Alaphilippe ahora es el hijo que todos los franceses querrían tener. Alaphilippe, educado, sin grandes gestos, el mismo que recibía, ausente Induráin, al que se esperaba pero no se presentó, el maillot amarillo, de nuevo, de manos de Hinault y Merckx, es, en estos momentos, una caja de sorpresas, un dulce en el paladar del pueblo francés, un ciclista que va a más y que se está creyendo que sí se puede, que si uno se lo propone es capaz de escalar las más altas montañas, hoy nada menos que el Tourmalet, que nada le acompleja y que si revienta, porque es humano, porque nunca se ha prodigado como un gran escalador, que le quiten lo bailado aunque Francia, de norte a sur, llore de tristeza por la desgracia no deseada de su hijo predilecto.

«Mañana ganas, Julian». Se lo dijo Mas, durante la fiesta en que se está conviertiendo cada cena en el equipo Deceuninck, con un francés y un mallorquín animando el Tour.

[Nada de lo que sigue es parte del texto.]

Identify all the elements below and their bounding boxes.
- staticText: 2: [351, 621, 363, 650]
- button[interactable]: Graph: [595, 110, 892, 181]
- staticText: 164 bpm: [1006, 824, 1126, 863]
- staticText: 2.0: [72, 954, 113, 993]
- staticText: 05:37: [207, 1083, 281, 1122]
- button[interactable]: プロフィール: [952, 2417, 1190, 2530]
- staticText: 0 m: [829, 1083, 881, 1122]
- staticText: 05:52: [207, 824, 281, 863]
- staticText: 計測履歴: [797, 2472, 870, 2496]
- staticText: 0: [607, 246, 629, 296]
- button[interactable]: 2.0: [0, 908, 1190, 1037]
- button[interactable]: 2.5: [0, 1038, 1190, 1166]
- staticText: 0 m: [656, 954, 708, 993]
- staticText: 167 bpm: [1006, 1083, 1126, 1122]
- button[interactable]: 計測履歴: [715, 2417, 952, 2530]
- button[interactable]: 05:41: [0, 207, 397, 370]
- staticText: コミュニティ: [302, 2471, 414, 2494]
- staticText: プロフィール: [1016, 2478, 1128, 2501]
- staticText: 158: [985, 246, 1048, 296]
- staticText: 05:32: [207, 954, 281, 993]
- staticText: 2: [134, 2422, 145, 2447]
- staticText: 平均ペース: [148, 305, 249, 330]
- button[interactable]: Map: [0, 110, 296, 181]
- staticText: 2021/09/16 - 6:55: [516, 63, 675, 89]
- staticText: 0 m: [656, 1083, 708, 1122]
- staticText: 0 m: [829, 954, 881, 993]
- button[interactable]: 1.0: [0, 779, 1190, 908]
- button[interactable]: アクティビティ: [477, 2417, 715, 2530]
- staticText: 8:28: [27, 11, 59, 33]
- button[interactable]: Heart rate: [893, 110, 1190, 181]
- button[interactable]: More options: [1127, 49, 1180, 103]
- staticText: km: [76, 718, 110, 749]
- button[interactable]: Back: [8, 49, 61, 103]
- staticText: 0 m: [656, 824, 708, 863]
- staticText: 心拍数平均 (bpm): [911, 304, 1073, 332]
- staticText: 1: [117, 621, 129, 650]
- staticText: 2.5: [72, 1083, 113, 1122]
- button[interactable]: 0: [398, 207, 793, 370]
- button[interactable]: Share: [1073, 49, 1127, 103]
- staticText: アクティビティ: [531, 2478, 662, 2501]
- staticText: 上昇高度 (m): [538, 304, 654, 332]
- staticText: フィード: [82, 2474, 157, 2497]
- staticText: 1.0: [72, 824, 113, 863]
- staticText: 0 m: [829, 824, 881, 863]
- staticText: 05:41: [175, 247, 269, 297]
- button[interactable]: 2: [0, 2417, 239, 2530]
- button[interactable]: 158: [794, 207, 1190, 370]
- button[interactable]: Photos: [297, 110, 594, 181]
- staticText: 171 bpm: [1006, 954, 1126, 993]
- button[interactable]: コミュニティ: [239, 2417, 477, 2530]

Y Alaphilippe se fue a dormir creyendo, como cada noche, que despertaría al día siguiente de amarillo y que cada día que pasa es uno menos para llegar de amarillo a París. ¡Caray! «Me había preparado a conciencia para defender el amarillo pero no para ganar la etapa. El jersey me ha impulsado. Lo he dado todo. Es increíble». Y tanto que era increíble. Le chillaban a Julian desde el coche de su equipo, pero por mucho que se esforzase el director no podía escucharlo. «No podía oír nada del ruido que había». Y lo único que podía hacer era impulsarse todavía más.